Cohen, in an interview, said he shared his “impressions” regarding the current political climate in the nation’s capital.
“We also continue to track the condition of the economy here,” he said. “We understand the economic difficulties being faced by CNMI and we’re very concerned about what’s happening here.”
He added that there will be “a lot of things” happening in Congress this year.
“This will be a very challenging year for CNMI to deal with,” Cohen said. (See related story on age 14)
Washington Rep. Pete A. Tenorio said the CNMI government should have a “balanced, unified stand” regarding the minimum wage.
“We want the local government and the business community to make the decision on the minimum wage and not just arbitrarily increase it because Congress said so,” Tenorio told Variety minutes after the closed-door meeting at the multi-purpose center in Susupe.
Gov. Benigno R. Fitial declined to comment.

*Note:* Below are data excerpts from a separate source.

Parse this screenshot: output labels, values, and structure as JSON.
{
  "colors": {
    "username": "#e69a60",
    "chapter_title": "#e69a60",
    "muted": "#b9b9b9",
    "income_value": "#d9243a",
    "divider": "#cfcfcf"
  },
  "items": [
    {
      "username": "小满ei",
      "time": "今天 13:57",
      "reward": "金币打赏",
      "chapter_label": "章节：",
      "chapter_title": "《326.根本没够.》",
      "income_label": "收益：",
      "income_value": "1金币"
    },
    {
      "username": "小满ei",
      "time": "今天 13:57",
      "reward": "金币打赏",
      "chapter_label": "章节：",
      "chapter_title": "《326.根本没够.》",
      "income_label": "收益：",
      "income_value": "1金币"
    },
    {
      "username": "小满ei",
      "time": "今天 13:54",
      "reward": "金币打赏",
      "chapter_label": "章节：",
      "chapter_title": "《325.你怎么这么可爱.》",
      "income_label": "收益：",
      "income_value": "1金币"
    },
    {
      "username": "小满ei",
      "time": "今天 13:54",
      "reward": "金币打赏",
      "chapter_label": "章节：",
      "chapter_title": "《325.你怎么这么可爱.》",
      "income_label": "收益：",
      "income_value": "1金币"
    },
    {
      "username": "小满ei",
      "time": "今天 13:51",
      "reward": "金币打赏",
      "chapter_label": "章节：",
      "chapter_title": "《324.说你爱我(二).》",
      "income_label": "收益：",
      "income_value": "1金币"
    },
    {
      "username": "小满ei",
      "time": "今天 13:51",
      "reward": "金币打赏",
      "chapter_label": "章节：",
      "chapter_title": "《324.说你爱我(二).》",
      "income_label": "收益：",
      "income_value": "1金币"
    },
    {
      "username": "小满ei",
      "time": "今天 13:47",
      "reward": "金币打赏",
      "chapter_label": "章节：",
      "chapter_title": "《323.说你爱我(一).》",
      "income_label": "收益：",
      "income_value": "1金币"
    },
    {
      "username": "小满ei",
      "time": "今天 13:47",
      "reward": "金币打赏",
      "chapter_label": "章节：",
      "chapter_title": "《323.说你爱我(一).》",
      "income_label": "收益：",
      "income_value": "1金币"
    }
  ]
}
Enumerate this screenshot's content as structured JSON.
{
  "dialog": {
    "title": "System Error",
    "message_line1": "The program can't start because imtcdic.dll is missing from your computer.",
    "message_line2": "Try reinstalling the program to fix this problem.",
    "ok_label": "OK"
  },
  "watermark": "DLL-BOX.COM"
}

According to Tenorio, a wage increase would be “meaningless” if the CNMI has no employers to hire workers.
“Congress wants to pass a minimum wage hike that includes CNMI,” Tenorio said. “That is a very large escalation…and what we agreed to do is to come up with strategy that if this becomes law, let’s ask to have at least 6 months before it becomes effective so we can try to convince Congress to give us the opportunity to study the wage increase through the creation of a federal minimum wage board that would include not only the Department of Labor but the leaders of all industries,” he said, adding that this would result in “reasonable, more meaningful, and more applicable action.”
Tenorio at the same time said “it’s a little too late to change the language” of the minimum wage hike bill.
“What we are going to do is try and minimize the impact. We agree on the increase but not at the rate that is now being defined in the legislation,” he said.
Incoming Saipan Chamber of Commerce President Juan T. Guerrero said the minimum wage hike bill is expected to be passed by the new Congress in its first 100 hours.
“So it appears that whatever we do or what we don’t do here doesn’t matter,” the former senator said, adding that this is frustrating for the business community.
“A lot of businesses may close down, reduce manpower, or suspend operation,” he said.
Saipan Mayor Juan B. Tudela, said he fully supports the minimum wage increase, but added that it should be done gradually.
In 1993, in response to growing concerns regarding local labor and immigration policies, the CNMI government enacted a gradual wage hike, which it repealed two years later.
The CNMI government also twice enacted — and repealed — a stay-limit law for alien workers.